Yolları toprak, yolları viraj, yolları sapa ovalara gittik, dağlara çıktık. Zeytinci arkadaşımız Ali, zeytin ağaçları diktiği dağları gezdirdi. Denizden rüzgârla gelen küf mantarının zeytin dalına girip hurma zeytin yaptığını anlattı. Hiçbir işleme tabi tutulmadan dalından koparılıp yenen hurma zeytinin mucizesine şaşmamızı görmekten büyük haz duydu, çünkü elleriyle topladığı hurmalara hayranlığı ilk günkü gibi sürüyor. Hurmalardan daha eski karısına da, hurmalar yaşındaki oğluna da.
“Hurma zeytini yedik, tükettik, gelsin soframıza domat zeytinler” diye düşünmeksizin.

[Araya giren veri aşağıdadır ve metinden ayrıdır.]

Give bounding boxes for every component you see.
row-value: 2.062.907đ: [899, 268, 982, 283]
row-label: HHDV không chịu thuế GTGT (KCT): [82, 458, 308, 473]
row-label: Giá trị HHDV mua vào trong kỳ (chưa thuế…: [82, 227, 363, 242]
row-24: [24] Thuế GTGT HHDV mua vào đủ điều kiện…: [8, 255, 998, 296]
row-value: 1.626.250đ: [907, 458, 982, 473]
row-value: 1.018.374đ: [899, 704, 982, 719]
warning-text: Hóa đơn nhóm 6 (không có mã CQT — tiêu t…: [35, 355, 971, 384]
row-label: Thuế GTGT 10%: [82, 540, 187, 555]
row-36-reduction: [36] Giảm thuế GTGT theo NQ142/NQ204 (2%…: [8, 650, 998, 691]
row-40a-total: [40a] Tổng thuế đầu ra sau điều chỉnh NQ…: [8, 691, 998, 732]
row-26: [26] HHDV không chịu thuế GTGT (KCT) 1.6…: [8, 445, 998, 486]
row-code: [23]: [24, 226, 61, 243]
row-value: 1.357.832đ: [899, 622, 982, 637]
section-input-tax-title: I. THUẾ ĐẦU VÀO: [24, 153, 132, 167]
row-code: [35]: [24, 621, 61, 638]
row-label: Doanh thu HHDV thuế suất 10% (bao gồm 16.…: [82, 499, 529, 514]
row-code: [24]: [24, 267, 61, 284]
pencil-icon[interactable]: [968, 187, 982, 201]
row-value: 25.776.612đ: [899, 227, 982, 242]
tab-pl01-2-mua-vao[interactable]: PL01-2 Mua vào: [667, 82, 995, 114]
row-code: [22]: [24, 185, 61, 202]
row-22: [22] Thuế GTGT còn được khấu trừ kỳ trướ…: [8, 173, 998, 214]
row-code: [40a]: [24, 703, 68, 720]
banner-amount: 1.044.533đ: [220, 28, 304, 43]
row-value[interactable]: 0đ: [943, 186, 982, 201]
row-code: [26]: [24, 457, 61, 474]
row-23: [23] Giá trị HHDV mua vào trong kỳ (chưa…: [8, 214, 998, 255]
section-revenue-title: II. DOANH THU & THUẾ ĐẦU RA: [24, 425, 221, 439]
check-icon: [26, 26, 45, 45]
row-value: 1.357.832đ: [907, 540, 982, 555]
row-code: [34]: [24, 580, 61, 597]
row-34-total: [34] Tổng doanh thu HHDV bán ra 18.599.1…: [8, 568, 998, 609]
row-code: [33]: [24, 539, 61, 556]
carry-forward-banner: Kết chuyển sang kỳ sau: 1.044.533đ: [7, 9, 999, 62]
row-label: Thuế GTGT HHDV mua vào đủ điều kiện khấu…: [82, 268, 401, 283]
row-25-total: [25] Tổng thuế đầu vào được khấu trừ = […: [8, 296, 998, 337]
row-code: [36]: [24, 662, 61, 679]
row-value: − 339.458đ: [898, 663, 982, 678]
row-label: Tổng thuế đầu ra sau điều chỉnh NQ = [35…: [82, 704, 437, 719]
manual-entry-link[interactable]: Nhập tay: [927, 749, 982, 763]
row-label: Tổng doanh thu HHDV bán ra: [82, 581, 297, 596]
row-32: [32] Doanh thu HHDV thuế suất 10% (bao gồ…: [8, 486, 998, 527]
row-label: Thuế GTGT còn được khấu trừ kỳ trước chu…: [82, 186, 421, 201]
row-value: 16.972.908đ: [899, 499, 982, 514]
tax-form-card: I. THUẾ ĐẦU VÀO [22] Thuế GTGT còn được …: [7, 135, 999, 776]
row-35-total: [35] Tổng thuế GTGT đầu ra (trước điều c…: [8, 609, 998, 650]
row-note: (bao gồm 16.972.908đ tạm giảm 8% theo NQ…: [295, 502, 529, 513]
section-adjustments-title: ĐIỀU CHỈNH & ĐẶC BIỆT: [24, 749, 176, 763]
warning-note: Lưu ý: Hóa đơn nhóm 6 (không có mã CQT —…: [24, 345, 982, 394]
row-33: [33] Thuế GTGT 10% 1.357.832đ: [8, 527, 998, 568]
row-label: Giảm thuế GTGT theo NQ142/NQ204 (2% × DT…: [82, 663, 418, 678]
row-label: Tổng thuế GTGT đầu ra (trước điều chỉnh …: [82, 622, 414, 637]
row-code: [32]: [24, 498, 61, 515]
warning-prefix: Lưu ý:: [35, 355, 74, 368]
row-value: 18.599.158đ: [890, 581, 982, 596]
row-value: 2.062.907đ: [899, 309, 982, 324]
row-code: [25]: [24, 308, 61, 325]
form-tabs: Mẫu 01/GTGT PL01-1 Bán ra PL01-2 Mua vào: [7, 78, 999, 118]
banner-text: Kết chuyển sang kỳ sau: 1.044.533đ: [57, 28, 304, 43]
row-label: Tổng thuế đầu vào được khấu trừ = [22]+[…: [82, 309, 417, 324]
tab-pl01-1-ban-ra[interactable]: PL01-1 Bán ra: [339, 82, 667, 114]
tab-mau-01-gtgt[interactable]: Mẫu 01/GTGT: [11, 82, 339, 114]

Mehmet Ali Erbil ve karısının neden boşandıklarına anlam veremeden hurmaları koklayarak, tadını çıkararak yiyor, zeytin ağaçlarını tarımsal ilaçtan, suni hormonlardan gözünden çok sakınıyor. Ali dağın tepesine su taşımak için kurduğu düzeneği, damlama sulama tekniği uygulayabildiğini anlatırken, hem teknolojiyi kullanabilmesinin heyecanını taşıyor, hem ziraat mühendisliği okuyabilse şaheserler yaratabileceğine inanıyor. Ali’nin toprak sürüp, ağaç dikmekten, 50 yaşında üniversite sınavına hazırlanacak zamanı yok ama karısı seneye ziraat fakültesine girebilmek için gece gündüz ders çalışıyor. Hayat müşterekse, kocasına destek vermeli, hurma zeytin ağaçlarını birlikte çoğaltacaklar.
Dağlarda gezerken hava karardı, karısı bizi bırakmadı. Karısına “Çavuş” diyor. Çavuş dağlarla ovaların, şehirle kırsalın yolunu birbirine bağlayabildiği için Çavuş. Çavuş çocuğunun öksürüğünü kesmek için soğanı şekerde bekletip, suyundan ilaç yapmayı da biliyor, kışın çocuğunu kapıp şehirdeki okula götürmeyi de. Gece bize soba yakıp, üzerinde patlattığı kestaneleri eliyle soyarak ikram etmeyi de. Gece boyunca tek bahis konusu olmayan şey; para. Ali ile Çavuş’un bütün kaygıları daha çok ağaç dikmek, ağaçları zehirleyecek ne varsa dağlarından uzak tutmak. Bir de ülkeleri için ne yapabilecekleri. Bana soruyorlar “Ülkemiz, halkımız, çocuklarımız için ne yapmalıyız?”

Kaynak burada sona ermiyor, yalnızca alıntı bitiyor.